Divisibilité du droit de chasse

En principe, le droit de chasse, qu'il découle de la loi ou d'une convention, est divisible, car les territoires sur lesquels un tel droit peut reposer sont eux-mêmes divisibles par nature. Ainsi le propriétaire d'un domaine, qui jouit personnellement d'un droit de chasse portant sur toute l'étendue du domaine, peut diviser ce droit en louant la chasse sur une partie de la propriété et en se réservant le droit de chasse sur le surplus ou en en disposant en faveur d'un autre locataire.

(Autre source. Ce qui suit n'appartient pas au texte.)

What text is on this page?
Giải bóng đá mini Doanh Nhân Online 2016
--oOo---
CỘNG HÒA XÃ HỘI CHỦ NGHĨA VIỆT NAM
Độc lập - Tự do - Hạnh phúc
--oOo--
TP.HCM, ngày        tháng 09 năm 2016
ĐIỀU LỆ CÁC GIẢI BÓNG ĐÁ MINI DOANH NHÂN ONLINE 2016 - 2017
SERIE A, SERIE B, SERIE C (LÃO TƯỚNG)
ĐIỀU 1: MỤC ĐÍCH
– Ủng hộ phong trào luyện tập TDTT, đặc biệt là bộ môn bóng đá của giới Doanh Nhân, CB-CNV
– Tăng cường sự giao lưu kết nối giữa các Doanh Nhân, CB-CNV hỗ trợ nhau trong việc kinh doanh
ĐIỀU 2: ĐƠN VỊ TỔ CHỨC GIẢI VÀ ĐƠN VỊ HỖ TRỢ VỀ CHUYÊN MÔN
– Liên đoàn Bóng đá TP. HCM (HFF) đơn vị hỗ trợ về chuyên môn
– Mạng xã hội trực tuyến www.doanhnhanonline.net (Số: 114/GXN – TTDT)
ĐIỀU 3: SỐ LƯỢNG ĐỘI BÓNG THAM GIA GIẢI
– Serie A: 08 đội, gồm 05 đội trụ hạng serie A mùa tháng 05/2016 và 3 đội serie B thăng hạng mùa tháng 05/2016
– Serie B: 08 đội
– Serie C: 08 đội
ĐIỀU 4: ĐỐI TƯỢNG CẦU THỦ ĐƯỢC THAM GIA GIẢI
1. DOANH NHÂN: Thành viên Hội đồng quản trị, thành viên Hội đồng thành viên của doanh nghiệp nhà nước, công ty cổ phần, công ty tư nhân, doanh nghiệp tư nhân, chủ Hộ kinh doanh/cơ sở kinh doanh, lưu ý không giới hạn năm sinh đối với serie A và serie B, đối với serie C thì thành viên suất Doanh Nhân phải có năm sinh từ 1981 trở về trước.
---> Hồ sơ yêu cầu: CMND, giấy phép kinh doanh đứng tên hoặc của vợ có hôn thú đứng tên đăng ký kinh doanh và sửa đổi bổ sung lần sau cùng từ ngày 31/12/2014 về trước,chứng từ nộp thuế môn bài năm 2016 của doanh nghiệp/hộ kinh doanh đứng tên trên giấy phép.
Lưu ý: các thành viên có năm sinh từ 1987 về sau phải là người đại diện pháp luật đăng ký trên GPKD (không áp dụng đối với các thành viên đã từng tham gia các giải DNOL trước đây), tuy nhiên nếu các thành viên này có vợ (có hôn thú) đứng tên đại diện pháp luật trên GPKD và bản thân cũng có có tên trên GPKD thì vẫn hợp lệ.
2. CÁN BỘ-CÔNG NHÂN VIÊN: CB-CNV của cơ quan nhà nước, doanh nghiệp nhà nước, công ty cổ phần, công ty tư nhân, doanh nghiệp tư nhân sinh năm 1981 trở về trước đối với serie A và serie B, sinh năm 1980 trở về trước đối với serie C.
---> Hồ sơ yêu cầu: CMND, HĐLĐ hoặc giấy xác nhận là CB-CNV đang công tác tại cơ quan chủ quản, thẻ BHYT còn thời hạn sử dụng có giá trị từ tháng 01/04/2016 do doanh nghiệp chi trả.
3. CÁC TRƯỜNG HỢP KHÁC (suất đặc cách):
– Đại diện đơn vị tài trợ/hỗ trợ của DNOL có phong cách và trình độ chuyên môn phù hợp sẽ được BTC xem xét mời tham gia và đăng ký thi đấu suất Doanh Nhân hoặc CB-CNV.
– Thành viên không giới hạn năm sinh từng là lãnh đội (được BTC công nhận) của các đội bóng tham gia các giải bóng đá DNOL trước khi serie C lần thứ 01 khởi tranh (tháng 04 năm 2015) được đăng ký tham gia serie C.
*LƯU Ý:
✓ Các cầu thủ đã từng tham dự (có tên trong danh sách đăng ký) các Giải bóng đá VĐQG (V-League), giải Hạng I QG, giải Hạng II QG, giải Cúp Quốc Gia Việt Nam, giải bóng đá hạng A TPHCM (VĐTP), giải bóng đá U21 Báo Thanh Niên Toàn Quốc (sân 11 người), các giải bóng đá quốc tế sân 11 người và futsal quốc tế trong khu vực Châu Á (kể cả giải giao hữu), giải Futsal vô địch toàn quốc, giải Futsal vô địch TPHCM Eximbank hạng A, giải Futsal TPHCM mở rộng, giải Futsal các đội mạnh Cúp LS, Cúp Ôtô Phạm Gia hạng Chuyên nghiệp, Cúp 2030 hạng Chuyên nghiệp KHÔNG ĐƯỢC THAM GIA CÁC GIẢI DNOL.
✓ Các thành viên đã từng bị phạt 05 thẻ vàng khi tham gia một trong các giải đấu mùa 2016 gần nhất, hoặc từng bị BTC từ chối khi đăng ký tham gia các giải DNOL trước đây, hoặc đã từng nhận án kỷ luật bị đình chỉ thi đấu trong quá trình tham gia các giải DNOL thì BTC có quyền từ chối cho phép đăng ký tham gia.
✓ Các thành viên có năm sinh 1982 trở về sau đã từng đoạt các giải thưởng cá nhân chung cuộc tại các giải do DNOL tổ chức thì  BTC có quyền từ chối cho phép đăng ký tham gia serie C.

Dans le cas où le propriétaire a loué la chasse sur tout le domaine, il ne peut certainement pas, pendant le cours du bail, revendiquer le droit de chasser sur une partie du domaine, mais ce n'est pas la conséquence de ce que le droit de chasse serait indivisible, c'est l'effet du contrat qu'il a passé et par lequel il est lié jusqu'à la fin du bail. Mais, une fois le bail expiré, rien n'empêcherait le propriétaire de reprendre pour lui le droit de chasse sur une partie du domaine et de laisser la location se maintenir sur le surplus. Si, dans cette hypothèse, le locataire estime ne pouvoir accepter le retranchement que le propriétaire veut lui imposer, il peut seulement renoncer au bail en ce qui concerne le surplus de la propriété ; il ne pourrait évidemment contester au propriétaire le droit de refuser un renouvellement partiel, sous prétexte d'indivisibilité du droit de chasse. Le propriétaire, délié de toute obligation par l'effet de l'expiration du bail, libre par conséquent de refuser tout renouvellement de bail, peut incontestablement refuser le renouvellement pour une partie seulement de sa propriété, sauf le droit pour le locataire de renoncer à continuer le bail pour le surplus. Si le locataire continue à chasser, c'est qu'il accepte de supporter le retranchement.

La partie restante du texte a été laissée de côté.